GALVESTON — Space can be hard to come by on the island’s East End.
Houses often stand mere feet apart, leaving little room for a person or even sunlight to squeeze through.
Those tightly packed houses are part of a bygone era in the island’s development rules, and the neighborhoods they help define would be hard to replicate today without many variances and special permissions.
But as a yearslong reworking of land development regulations nears completion, city planners are raising the possibility that design standards could be relaxed to spur more development in the Historic East End.
“We’ve regulated away this proximity from neighbor to neighbor,” Planning Director Rick Vasquez said, as he looked at a row of tightly grouped houses on Sealy Avenue during a tour of the city last month. “This would not make it in Galveston today. This is fairly dense.”
Design standards dictate such things as how closely one building can be built to another, how much front lawn a house must have, what construction materials must be used and how a building must look from the street.
Ultimately, the standards dictate how a neighborhood looks and feels.
Officials say Galveston’s design standards, developed in the 1960s, have been muddied and complicated by years of changing trends in city planning.
They hope the reworked regulations can be used to preserve Galveston’s traditional neighborhoods, and allow new building in the vein of what was done before.
To drive west on Galveston Island is to travel through the history of the city’s development regulations. The East End is compact and walkable, with businesses — or potential businesses — built into corner buildings.

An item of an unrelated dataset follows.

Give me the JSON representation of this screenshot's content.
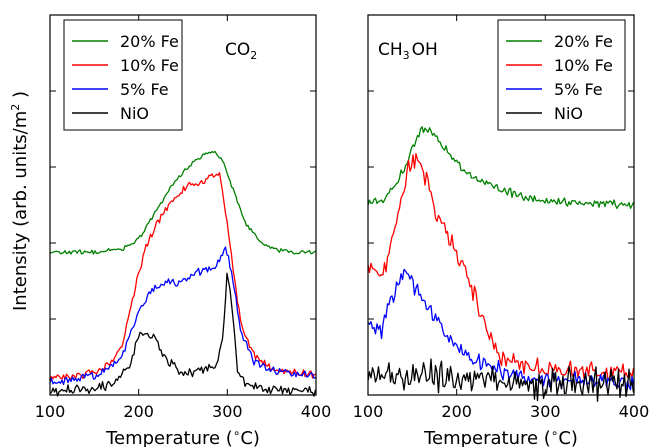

The constraints of space don’t limit the personality of buildings, and East End neighborhoods are replete with touches — ornate balconies and open-air stoops — that don’t fit the character of the rest of the island. They do fit the character of the early 20th century, when the island still had a wide-ranging trolley system and the personal automobile was still a luxury.
For that reason, stores and houses were kept close together.
Moving south and west, the development becomes less compact.
The Cedar Lawn subdivision on 45th Street represents the first departure from Galveston’s traditional land regulations.
Developed in 1926, the neighborhood was designed as an enclave for the Moody family and contains large lawns, curved streets and a mix of architectural styles.
Cedar Lawn’s uniqueness earned it a place in the National Register of Historic Places in 1990. Forms completed by the Texas Historical Commission describe it as a neighborhood that literally “turns its back on the rest of Galveston” because of the way the houses break from the city’s grid pattern.
Looking at the way the city developed after Cedar Lawn, the new neighborhood style didn’t become popular very quickly, Vasquez said.
It took post-World War II suburban development for the city to begin constructing the subdivisions that exist west of 61st Street, such as Colony Park and Campeche Cove.
As the city changed its zoning codes to accommodate those suburban neighborhoods, the rules became restrictive against building East End-style houses, Vasquez said.
“When Galveston was first built, there obviously were not mandatory setbacks,” Vasquez said. “People would kind of follow their neighbor, so you would have some urban form take place just based on practice.”
With regulatory changes, Vasquez said he hoped developers would be interested in investing in areas that had been too limited by density restrictions. The goal now is to preserve those “urban forms,” with rules that don’t quash creativity or encourage homogeneity.
“You don’t see people walking through here taking pictures,” Vazquez said, while driving through a West End subdivision. “I think that if the codes allow it to happen, people will express themselves through their architecture.”
Design standard drafts show that in some areas of the city, requirements about how much space must be left between two buildings could be reduced to 5 feet or less. Current standards mostly require 5-foot minimums for most new houses, meaning the space between dwellings must be at least 10 feet.
One note in the proposed changes shows what planners are trying to achieve.
“Compatibility is not meant to be achieved through uniformity, but through the use or variations in building elements to achieve individual building identity,” the document says.
Vasquez points to examples where houses, including some north of Broadway destroyed by Hurricane Ike, were rebuilt in ways that didn’t fit with the traditional neighborhood because of zoning constraints. They might, for instance, have pillars in the shape of pyramids or porches with enclosed sides.
Changing aesthetics is not the only reason the city’s design standards have changed. Other concerns, including those about the public safety aspect of building density, would likely have to be addressed before any changes are finalized
Fire Marshal Gilbert Robinson said the fire department had not yet been consulted on any proposed design standard changes. The fire marshal’s office must approve construction plans before something is built, and can order changes to the plans on the basis of public safety.
“We do look at the protection and the fire rating from building to building, so that if you do have a fire in one building, it doesn’t spread to another,” Robinson said. “Plus, you need to allow the firefighters to get to the back of the house.”
“The fire department definitely has concerns about setback regulations,” Robinson said.